I was simply warning the potential student away. Due to shady business practices that I personally witnessed, and have two dear and close friends that were victims of it.  I was simply offering help. I was merely defending my experience with the guy, and backing it up against his fanboy that trained under him.  I would personally want members of thsi forum community to warn me if I was asknig about a school that people knew was disreputable.  That is just my opinion I suppose.

My apologies if I offended anyone.


----------



## kempocat

I was a long time student with alea's
just look at his front window
kung fu
tia chi
karate
cardio kick boxing
ti bow
camps for kids
bazilian jujitsu
kempo
and more
how can he be proficient at all these 
and yes he does self promote 
his kempo system is really villari's / system with some changes added in
I do understand current students wanting to defend him
after all this is the school you selected 
and as I said in my first post he does have good skills in villari's kempo 
their is much more I could tell you but will not in an open forum
in martial arts their is much more than fighting be open minded and arrive at your own truths


----------



## simplified

watch your back, his teachings are only to a certain level, & hold on to your wallet, all the negativity written on him is in truth and facts are around to back up, do make sure you inquire as to his ranking from others than him, his girlfrineds, students or co-workers they know only what he says and look no further for truth


----------



## simplified

For those who are still students and believe my apologies if my words have offended you.
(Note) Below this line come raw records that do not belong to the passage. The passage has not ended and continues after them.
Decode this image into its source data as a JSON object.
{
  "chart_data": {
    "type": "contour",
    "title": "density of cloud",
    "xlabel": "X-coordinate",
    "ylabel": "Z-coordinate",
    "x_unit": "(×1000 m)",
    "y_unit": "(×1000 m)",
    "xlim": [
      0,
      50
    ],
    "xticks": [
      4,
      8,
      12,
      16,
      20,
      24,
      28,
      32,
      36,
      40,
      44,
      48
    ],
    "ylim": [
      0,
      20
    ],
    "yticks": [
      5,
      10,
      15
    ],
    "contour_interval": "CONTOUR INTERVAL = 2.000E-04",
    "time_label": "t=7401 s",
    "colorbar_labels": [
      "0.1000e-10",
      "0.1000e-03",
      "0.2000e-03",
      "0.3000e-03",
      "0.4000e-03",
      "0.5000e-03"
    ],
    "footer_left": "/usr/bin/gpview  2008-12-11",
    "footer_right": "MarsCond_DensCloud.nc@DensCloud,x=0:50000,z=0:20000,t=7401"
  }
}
The martial arts have, are and always will be a journey of self awareness, offering countless positive reinforcements .  Skills are learned from many good instructors throughout this world in numerous styles.  It&#8217;s hard to believe one person has the ability to master all boasted skills then teach especially when considering his age of years.  Read or visit other studios, dojo&#8217;s, centers,  whatever you want to call them, listen and learn what this way of life is and should be about.


----------



## danthompson68@yahoo.com

Keep your kids away from Itonomi Martial Arts Center
8330 Currency Drive Suite#5
Palm Beach Gardens, FL 33404

Alea's back but not for long

http://oris.co.palm-beach.fl.us/or_web1/new_sch.asp


----------



## danthompson68@yahoo.com

danthompson68@yahoo.com said:


> Keep your kids away from Itonomi Martial Arts Center
> 8330 Currency Drive Suite#5
> Palm Beach Gardens, FL 33404
> 
> Alea's back but not for long
> 
> http://oris.co.palm-beach.fl.us/or_web1/new_sch.asp



http://www.pbcountyclerk.com/


----------



## kempo7

danthompson68@yahoo.com said:


> Keep your kids away from Itonomi Martial Arts Center
> 8330 Currency Drive Suite#5
> Palm Beach Gardens, FL 33404
> 
> Alea's back but not for long
> 
> http://oris.co.palm-beach.fl.us/or_web1/new_sch.asp


 

Is this the name he is using now for his dojo?


----------



## bowser666

http://www.thetenantlist.com/xzclf/...nt_Report_Card/1119_Richard_Anthony_Alea.html


Just a update on Rich Alea. He keeps changing affiliations every 6 months or so.


----------



## Alanv122171

Hi everyone. I think I am the one everyone is talking about when they mantion Rich Alea. I helped him run the Southampton school as well as make the Port St Lucien school so successful. Yes he had contracts ( so does the gym down the street) yes he is still in business. Yes he is a six degree black belt. I speak to him often and he is a changed person. He has found god, is very family oriented and one hell of a martial artist. I love how people question the style he has created. Yes he was a student of villari's. He took what he learned and changed it to suit his needs. It's something that happens daily. It's the martial arts. It's consitantly changing. It changes with the times. I am here to defend the school. It was awesome. I would have put anyone of those students against any local schools. I am currently working on opening my own school. I have been training in Kung Fu since I moved back from Florida in 94'. Look for it in 2011! If you have any question or want to talk I look forward to hearing from you.


----------



## bowser666

Not that it matters anymore but dusting this off. Alan I remember you from the Southampton Location, and these posts were not about you, but my best friend, call him C if you will, that was taken advantage of. I am sure you are familiar with this person as he was running the school with Rich before you moved to Florida. At any rate, I just wanted to clear that up.


----------



## Dirty Dog

ATTENTION ALL USERS:
Fraudbusting is not allowed here at MartialTalk. I strongly suggest you consider exactly what you're posting.

Thank you,
Mark A Cochran
Dirty Dog
MartialTalk Senior Moderator


----------



## Gerry Seymour

ATTENTION ALL USERS:
Thread locked for fraudbusting.

Thank you,
Gerry Seymour
@gpseymour
MartialTalk Moderator


----------